Two blondes were walking down the road and the first blonde said, "Look at that dog with one eye!"
The other blonde covers one of her eyes and says, "Where?"
A blonde with two red ears went to her doctor. The doctor asked
her what had happened to her ears and she answered, "I was ironing a shirt and the phone rang -- but instead of picking up the phone I accidentally picked up the iron and stuck it to my ear."
"Oh Dear!" the doctor exclaimed in disbelief. "But ... what
happened to your other ear?"
"The jerk called back."
A blonde decided to redecorate her bedroom. She wasn't sure how many rolls of wallpaper she would need, but she knew that her blonde friend from next door had recently done the same job and the two rooms were identical in size.
"Buffy," she said, "how many rolls of wallpaper did you buy for your bedroom?"
"Ten," said Buffy.
So the blonde bought the ten rolls of paper and did the job, but she had 2 rolls leftover. "Buffy," she said. "I bought ten rolls of wallpaper for the bedroom, but I've got 2 leftover!"
"Yes," said Buffy. "So did I."
I had decided to go shopping to get a gift for my wife. We were going to be taking a trip, and I knew that she would need a new swim suit. I had been to several stores, but could not find one that I knew she would wear. My wife is very modest. As I was headed home disappointed in not finding what I had been shopping for, I noticed a women's clothing store and decided to give it one last try. As I entered the store I was met by a very attractive blonde sales clerk. "Can I help you find anything special today sir?" I replied, "Maybe you can. I'm looking for a swim suit for my wife. I know that she would prefer a one piece suit if you have them."
The clerk looked a little puzzled....."Do you think that she would prefer the top or the bottom?"
A blonde lady motorist was about two hours from San Diego when she was
flagged down by a man whose truck had broken down. The man walked up to the car and asked, "Are you going to San Diego?"
"Sure," answered the blonde, "do you need a lift?"

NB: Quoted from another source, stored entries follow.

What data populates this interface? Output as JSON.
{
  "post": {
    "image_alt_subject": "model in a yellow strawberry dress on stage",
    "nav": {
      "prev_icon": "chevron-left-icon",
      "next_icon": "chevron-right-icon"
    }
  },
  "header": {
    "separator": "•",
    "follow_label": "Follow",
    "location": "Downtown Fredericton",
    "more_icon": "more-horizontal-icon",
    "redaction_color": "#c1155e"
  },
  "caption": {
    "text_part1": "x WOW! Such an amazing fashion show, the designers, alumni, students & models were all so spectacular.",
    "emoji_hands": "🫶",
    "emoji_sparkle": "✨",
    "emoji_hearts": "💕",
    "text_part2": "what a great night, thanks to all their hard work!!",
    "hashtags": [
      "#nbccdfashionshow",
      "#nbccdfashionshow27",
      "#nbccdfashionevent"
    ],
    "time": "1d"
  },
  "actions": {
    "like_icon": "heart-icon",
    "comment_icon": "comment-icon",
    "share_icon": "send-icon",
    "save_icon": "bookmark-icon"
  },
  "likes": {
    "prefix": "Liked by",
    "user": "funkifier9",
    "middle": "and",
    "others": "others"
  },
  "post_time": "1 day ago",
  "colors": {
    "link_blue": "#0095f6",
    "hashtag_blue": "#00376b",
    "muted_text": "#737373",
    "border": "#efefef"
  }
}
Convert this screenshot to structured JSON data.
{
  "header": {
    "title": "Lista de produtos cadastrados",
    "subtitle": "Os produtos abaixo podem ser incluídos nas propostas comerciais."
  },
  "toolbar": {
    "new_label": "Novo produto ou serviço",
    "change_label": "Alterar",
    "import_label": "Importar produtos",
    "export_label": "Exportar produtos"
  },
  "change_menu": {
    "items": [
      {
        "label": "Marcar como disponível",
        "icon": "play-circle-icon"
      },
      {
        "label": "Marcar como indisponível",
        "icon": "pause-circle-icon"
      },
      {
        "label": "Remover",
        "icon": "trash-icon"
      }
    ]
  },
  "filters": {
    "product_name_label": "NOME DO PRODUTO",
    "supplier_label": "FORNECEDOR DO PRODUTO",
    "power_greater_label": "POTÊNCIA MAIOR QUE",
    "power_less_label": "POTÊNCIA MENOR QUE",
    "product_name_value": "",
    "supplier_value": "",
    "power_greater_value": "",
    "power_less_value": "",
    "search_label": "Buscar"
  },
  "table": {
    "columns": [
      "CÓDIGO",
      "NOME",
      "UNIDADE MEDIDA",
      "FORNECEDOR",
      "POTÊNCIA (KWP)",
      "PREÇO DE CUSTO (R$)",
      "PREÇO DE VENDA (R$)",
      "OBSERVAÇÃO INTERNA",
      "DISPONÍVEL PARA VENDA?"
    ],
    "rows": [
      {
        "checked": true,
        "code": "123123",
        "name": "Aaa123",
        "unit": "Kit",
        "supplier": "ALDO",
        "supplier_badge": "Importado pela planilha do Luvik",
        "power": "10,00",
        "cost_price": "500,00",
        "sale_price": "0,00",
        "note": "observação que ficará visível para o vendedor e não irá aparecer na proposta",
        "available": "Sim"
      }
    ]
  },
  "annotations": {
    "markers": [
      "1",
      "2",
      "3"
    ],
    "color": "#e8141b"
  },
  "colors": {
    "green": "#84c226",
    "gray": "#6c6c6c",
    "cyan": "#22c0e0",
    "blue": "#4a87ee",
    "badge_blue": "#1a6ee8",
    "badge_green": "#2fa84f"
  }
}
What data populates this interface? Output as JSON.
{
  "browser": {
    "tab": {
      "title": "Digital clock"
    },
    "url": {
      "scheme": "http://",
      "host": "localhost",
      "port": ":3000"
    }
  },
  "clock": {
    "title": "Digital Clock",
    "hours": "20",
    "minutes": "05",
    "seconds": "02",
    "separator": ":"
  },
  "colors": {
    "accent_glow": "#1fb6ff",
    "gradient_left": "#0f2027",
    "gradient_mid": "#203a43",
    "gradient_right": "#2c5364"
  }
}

"Not for me. I'll be spending the next three hours fixing my truck. My
problem is I have two chimpanzees in the back that have to be taken to the
San Diego Zoo. They're a bit stressed already so I don't want to keep them
on the road all day. Could you possibly take them to the zoo for me?
I'll give you $100 for your trouble."
"I'd be happy to," said the blonde. So the two chimpanzees were ushered into
the back seat of the blonde's car and carefully strapped into their seat belts. Off they went.
Five hours later, the truck driver was driving through the heart of San Diego when suddenly he was shocked what he saw! There was the blonde walking down the street and holding hands with the two chimps, much to the amusement of a big crowd.
With a screech of brakes, he pulled off the road and ran over to the blonde.
"What the heck are you doing here?" he asked, "I gave you $100 to take these
chimpanzees to the zoo."
"Yes, I know you did," said the blonde, "but we had money leftover---so now we're going to Sea World".